Я задумалась: а возможно ли вообще изменить систему управления GE? И смогу ли это сделать я? Я искренне верила, что да. Но в такие моменты вылезала наружу вся моя неуверенность. Может, я ввязалась в обреченное дело? Может, я продвигаю эту стратегию слишком рано и ее время еще не пришло? Может, нам просто суждено потерпеть поражение?
Календарь дал нам желанную передышку. Во втором квартале компания несколько оправилась, и оказалось, что мы уже ближе к плановым финансовым показателям. Словом, можно было выдохнуть, поэтому ощущение «срочно надо что-то менять» несколько сгладилось. Мэрироуз была убеждена, что во второй половине года мы совсем встанем на ноги. Многое внушало оптимизм. Однако на третий квартал, конечно, пришлись августовские отпуска — а это означало несколько полумертвых недель. Мэрироуз в отчаянии позвонила мне и сообщила, что планы по продажам полностью сорваны и что нас ждут колоссальные убытки.
— Мы отстаем от плана на 35 миллионов.
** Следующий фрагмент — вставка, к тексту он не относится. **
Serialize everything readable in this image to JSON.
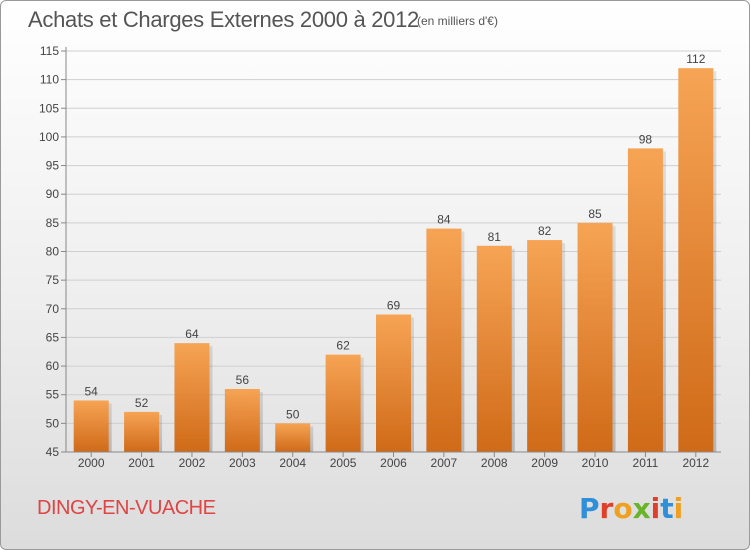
{
  "header": {
    "title": "Achats et Charges Externes 2000 à 2012",
    "subtitle": "(en milliers d'€)"
  },
  "footer": {
    "commune": "DINGY-EN-VUACHE",
    "logo_text": "Proxiti"
  },
  "colors": {
    "bar_light": "#f6a455",
    "bar_dark": "#cf6a18",
    "commune": "#e04444",
    "grid": "#cfcfcf"
  },
  "chart_data": {
    "type": "bar",
    "title": "Achats et Charges Externes 2000 à 2012",
    "subtitle": "(en milliers d'€)",
    "categories": [
      "2000",
      "2001",
      "2002",
      "2003",
      "2004",
      "2005",
      "2006",
      "2007",
      "2008",
      "2009",
      "2010",
      "2011",
      "2012"
    ],
    "values": [
      54,
      52,
      64,
      56,
      50,
      62,
      69,
      84,
      81,
      82,
      85,
      98,
      112
    ],
    "ylim": [
      45,
      115
    ],
    "yticks": [
      45,
      50,
      55,
      60,
      65,
      70,
      75,
      80,
      85,
      90,
      95,
      100,
      105,
      110,
      115
    ],
    "grid": true,
    "data_labels": true
  }
}
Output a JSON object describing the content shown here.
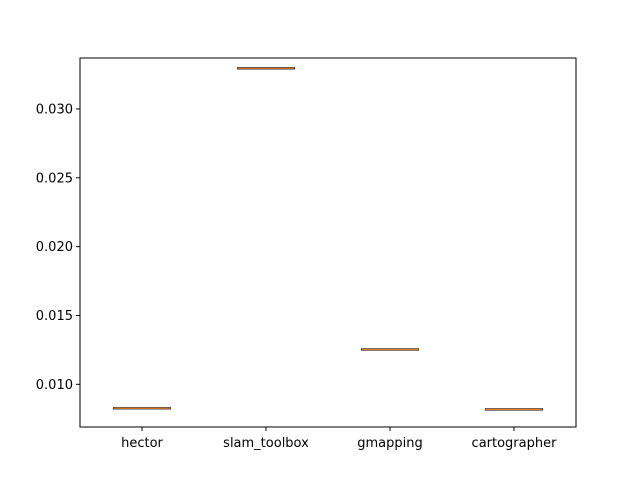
{
  "chart_data": {
    "type": "boxplot",
    "title": "",
    "xlabel": "",
    "ylabel": "",
    "categories": [
      "hector",
      "slam_toolbox",
      "gmapping",
      "cartographer"
    ],
    "values": [
      0.00826,
      0.03295,
      0.01253,
      0.00818
    ],
    "ylim": [
      0.0069,
      0.0337
    ],
    "yticks": [
      0.01,
      0.015,
      0.02,
      0.025,
      0.03
    ],
    "ytick_labels": [
      "0.010",
      "0.015",
      "0.020",
      "0.025",
      "0.030"
    ],
    "grid": false,
    "legend": "none",
    "colors": {
      "median": "#e07b28",
      "box": "#000000",
      "axes": "#000000"
    }
  }
}
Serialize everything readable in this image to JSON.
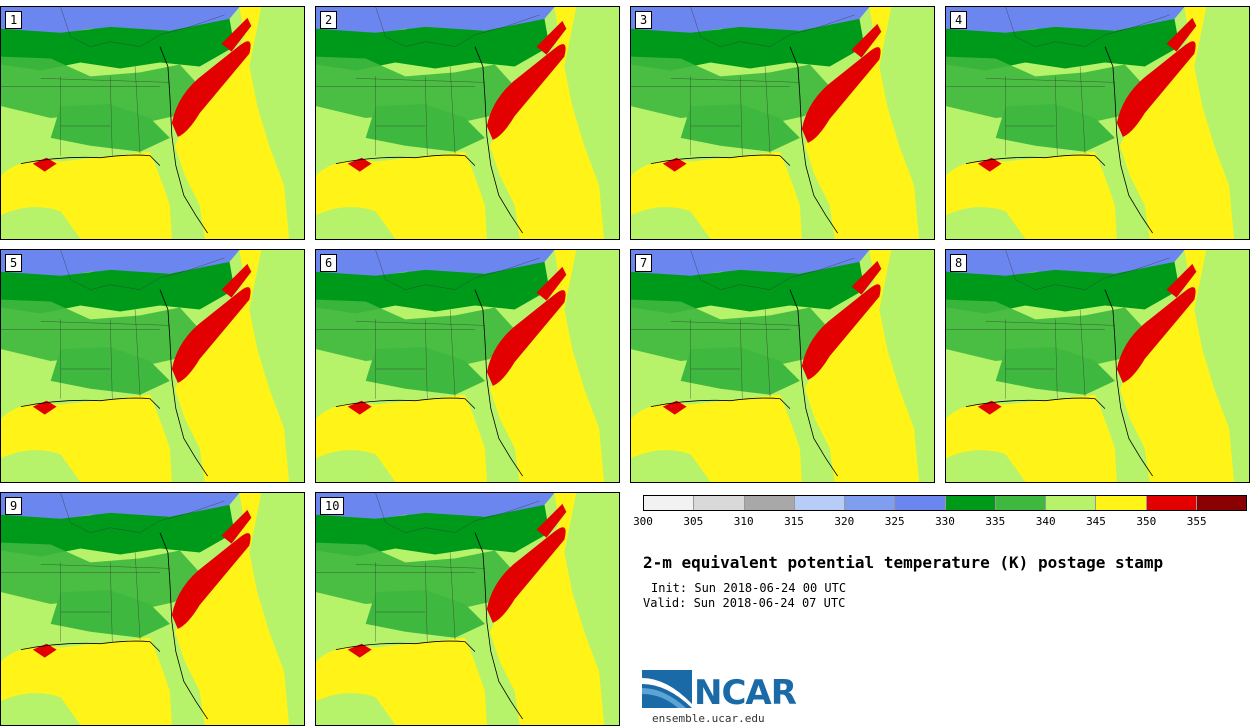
{
  "panels": [
    {
      "label": "1"
    },
    {
      "label": "2"
    },
    {
      "label": "3"
    },
    {
      "label": "4"
    },
    {
      "label": "5"
    },
    {
      "label": "6"
    },
    {
      "label": "7"
    },
    {
      "label": "8"
    },
    {
      "label": "9"
    },
    {
      "label": "10"
    }
  ],
  "legend": {
    "colors": [
      "#f2f2f2",
      "#d9d9d9",
      "#a8a8a8",
      "#b8ccf8",
      "#7f9ef0",
      "#6b86ee",
      "#009a1a",
      "#3eb83e",
      "#b6f36a",
      "#fff318",
      "#e20000",
      "#8b0000"
    ],
    "ticks": [
      "300",
      "305",
      "310",
      "315",
      "320",
      "325",
      "330",
      "335",
      "340",
      "345",
      "350",
      "355"
    ]
  },
  "title": "2-m equivalent potential temperature (K) postage stamp",
  "init": "Init: Sun 2018-06-24 00 UTC",
  "valid": "Valid: Sun 2018-06-24 07 UTC",
  "logo": {
    "text": "NCAR"
  },
  "site": "ensemble.ucar.edu"
}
Не знаю, как это получилось. Все эти продажи, на которые мы рассчитывали… их просто не было.
Для GE это была не такая уж астрономическая сумма, но с учетом того, что мы этого не ожидали, она и правда могла считаться огромной. Мы не выполнили план, не продали то, что собирались продать. Затраты на разработку решений в области солнечной энергетики и аккумулирования энергии тоже оказались выше запланированных. Доверие к нам внутри GE было подорвано. Выходные я провела так: то бесилась, то принималась ругать себя, то бралась за составление нового плана действий. В итоге я сочинила список новых рекомендаций для Джеффа. Я уже давно порывалась найти для Current внешнего инвестора: это стало бы подтверждением действенности нашей модели и обеспечило бы нам дополнительное финансирование, позволив несколько распределить риски. И я знала, что Джефф очень хочет продать наше подразделение, занимающееся обычными потребительскими осветительными устройствами: если удастся провернуть сделку побыстрее, это даст новые финансовые возможности.
Выходные подходили к концу, я устала себя ругать и начала беситься. У нас есть фирма, ей 140 лет, ее довели до ручки, держа на голодном пайке, и мы еще пытаемся что-то с ней сделать. В чем же мы, собственно, виноваты? Неужели только мы были так наивны — или глупы — чтобы поверить, будто фирма сможет предложить клиентам новые товары и услуги? Может, у меня сработало магическое мышление, когда я согласилась на столь немыслимые плановые показатели? Нет. Мы были среди немногих компаний GE, которые брали на себя действительно
Я заранее попросила Джеффа выделить мне в понедельник время — чтобы обсудить возможности дальнейших действий. Едва войдя в его кабинет, я сразу поняла по его виду, какую позицию он выбрал: решил показать, какой он консервативный, жесткий и непрошибаемый. Казалось, я школьница и меня вызвали к директору. Я излагала свои соображения (продать Lighting, заманить инвесторов в Current), но Джефф лишь пожимал плечами, словно я упускала главное.
— Да я только счастлив буду загнать Lighting, если, конечно, кто-то захочет купить, — заявил Джефф. — Но никаких сторонних инвесторов. Пусть все видят, что мы сами справляемся. Заставь это дело работать, Бет. Видишь ли, твоя фирма подвела всю компанию, и не исключено, что теперь все останутся без премии. Следи за ситуацией, не отвлекайся. Внимательно следи за каждой мелочью, ничего не упускай.
— Я понимаю, Джефф, — отозвалась я. — Но я не могу в одночасье изменить бизнес, которому 140 лет. Мы все работаем под жутким давлением, у нас почти нет права на ошибку. И с новыми бизнес-моделями я ничего не могу гарантировать. На самом деле мы не потеряли 35 миллионов — у нас их никогда не было. Слишком жесткие требования, слишком завышенные ожидания. Заметьте, с этими ожиданиями все заранее согласились! Мы осваиваем новые земли…
— Бет, мне нужно одно: чтобы люди выполняли свои обещания. Сказали, что сделают, пусть делают.
— Но мы никогда этим не занимались. Почему не дать нам побольше пространства для маневра? И немного терпения тоже не помешает.
Джефф покачал головой:
— Исправь положение. Это все, чего я хочу.
А потом, когда все уже, казалось, погрузилось во мрак, когда на каждом совещании за нами тянулась вонь поражения (люди не садятся рядом, словно от вас чем-то несет, и вам мнится, что они стараются не смотреть вам в глаза, мысленно поставив вам на лоб клеймо «Неудачник», и вы думаете, что ситуация никогда не наладится), — вдруг наметился поворот к лучшему. Не сразу. Не было какого-то внезапного озарения. Потихоньку, полегоньку. Где-то — лучик света. Где-то — зеленый побег. А потом стало понятно, что жизнь налаживается.